Ecofriendly lignocellulose pretreatment to enhance the carboxylate production of a rumen-derived microbial consortium

- Dry chemo-mechanical pretreatments impact biomass crystallinity and macroporosity.
- Dry chemo-mechanical pretreatment increased the carboxylate production rate by RWS.
- Dry chemo-mechanical pretreated biomass enhances the microbial xylanase activity.
- Initial biomass macroporosity correlated with the biological acidogenic potential.
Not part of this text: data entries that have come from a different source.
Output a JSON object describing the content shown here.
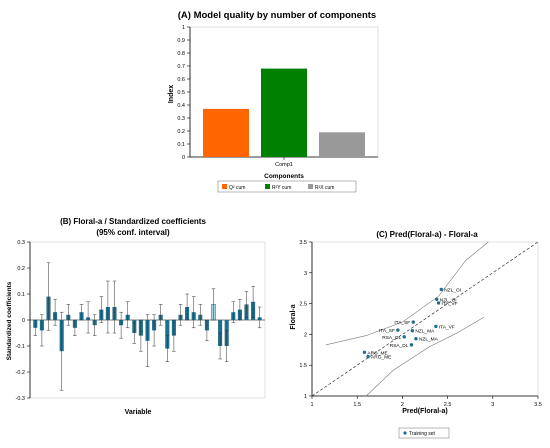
{
  "chart_data": [
    {
      "type": "bar",
      "title": "(A)  Model quality by number of components",
      "xlabel": "Components",
      "ylabel": "Index",
      "categories": [
        "Comp1"
      ],
      "ylim": [
        0,
        1
      ],
      "yticks": [
        "0",
        "0.1",
        "0.2",
        "0.3",
        "0.4",
        "0.5",
        "0.6",
        "0.7",
        "0.8",
        "0.9",
        "1"
      ],
      "series": [
        {
          "name": "Q² cum",
          "values": [
            0.37
          ],
          "color": "#ff6600"
        },
        {
          "name": "R²Y cum",
          "values": [
            0.68
          ],
          "color": "#008000"
        },
        {
          "name": "R²X cum",
          "values": [
            0.19
          ],
          "color": "#999999"
        }
      ],
      "legend": "bottom"
    },
    {
      "type": "bar",
      "title": [
        "(B)  Floral-a / Standardized coefficients",
        "(95% conf. interval)"
      ],
      "xlabel": "Variable",
      "ylabel": "Standardized coefficients",
      "ylim": [
        -0.3,
        0.3
      ],
      "yticks": [
        "-0.3",
        "-0.2",
        "-0.1",
        "0",
        "0.1",
        "0.2",
        "0.3"
      ],
      "bar_color": "#1e6e8c",
      "values": [
        -0.03,
        -0.04,
        0.09,
        0.03,
        -0.12,
        0.02,
        -0.03,
        0.03,
        0.01,
        -0.02,
        0.04,
        0.05,
        0.05,
        -0.02,
        0.02,
        -0.05,
        -0.06,
        -0.08,
        -0.04,
        0.02,
        -0.11,
        -0.06,
        0.02,
        0.05,
        0.03,
        0.02,
        -0.04,
        0.06,
        -0.1,
        -0.1,
        0.03,
        0.04,
        0.06,
        0.07,
        0.01
      ],
      "errors": [
        0.03,
        0.06,
        0.13,
        0.05,
        0.15,
        0.04,
        0.03,
        0.03,
        0.06,
        0.04,
        0.05,
        0.1,
        0.1,
        0.05,
        0.05,
        0.04,
        0.06,
        0.1,
        0.06,
        0.04,
        0.05,
        0.06,
        0.04,
        0.05,
        0.06,
        0.04,
        0.04,
        0.06,
        0.05,
        0.06,
        0.04,
        0.04,
        0.05,
        0.06,
        0.04
      ],
      "highlight_index": 27
    },
    {
      "type": "scatter",
      "title": "(C)  Pred(Floral-a) - Floral-a",
      "xlabel": "Pred(Floral-a)",
      "ylabel": "Floral-a",
      "xlim": [
        1,
        3.5
      ],
      "ylim": [
        1,
        3.5
      ],
      "xticks": [
        "1",
        "1.5",
        "2",
        "2.5",
        "3",
        "3.5"
      ],
      "yticks": [
        "1",
        "1.5",
        "2",
        "2.5",
        "3",
        "3.5"
      ],
      "points": [
        {
          "label": "NZL_OI",
          "x": 2.43,
          "y": 2.73
        },
        {
          "label": "NZL_OI",
          "x": 2.38,
          "y": 2.57
        },
        {
          "label": "ITA_VF",
          "x": 2.4,
          "y": 2.51
        },
        {
          "label": "ITA_SF",
          "x": 2.12,
          "y": 2.2
        },
        {
          "label": "ITA_VF",
          "x": 2.37,
          "y": 2.13
        },
        {
          "label": "ITA_SF",
          "x": 1.95,
          "y": 2.07
        },
        {
          "label": "NZL_MA",
          "x": 2.11,
          "y": 2.06
        },
        {
          "label": "NZL_MA",
          "x": 2.15,
          "y": 1.93
        },
        {
          "label": "RSA_OL",
          "x": 2.02,
          "y": 1.96
        },
        {
          "label": "RSA_DL",
          "x": 2.1,
          "y": 1.83
        },
        {
          "label": "ARG_ME",
          "x": 1.58,
          "y": 1.71
        },
        {
          "label": "ARG_ME",
          "x": 1.62,
          "y": 1.64
        }
      ],
      "legend": [
        "Training set"
      ]
    }
  ]
}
Innovative dry chemo- and chemo-mechanical pretreatments form an interesting approach for modifying the native physico-chemical composition of lignocellulose facilitating its microbial conversion to carboxylates. Here, the impact of four dry-pretreatment conditions on the microbial transformation of wheat straw was assessed: milling to 2 mm and 100 µm, and NaOH chemical impregnation at high substrate concentrations combined with milling at 2 mm and 100 µm. Pretreatment effect was assessed in the light of substrate structure and composition, its impact on the acidogenic potential and the major enzyme activities of a rumen-derived microbial consortium RWS. Chemo-mechanical pretreatment strongly modified the substrate macroporosity. The highest carboxylate production rate was reached after dry chemo-mechanical treatment with NaOH at 100 µm. A positive impact of the dry chemo-mechanical treatment on xylanase activity was observed also. These results underline that increasing substrate macroporosity by dry chemo-mechanical pretreatment had a positive impact on the microbial acidogenic potential.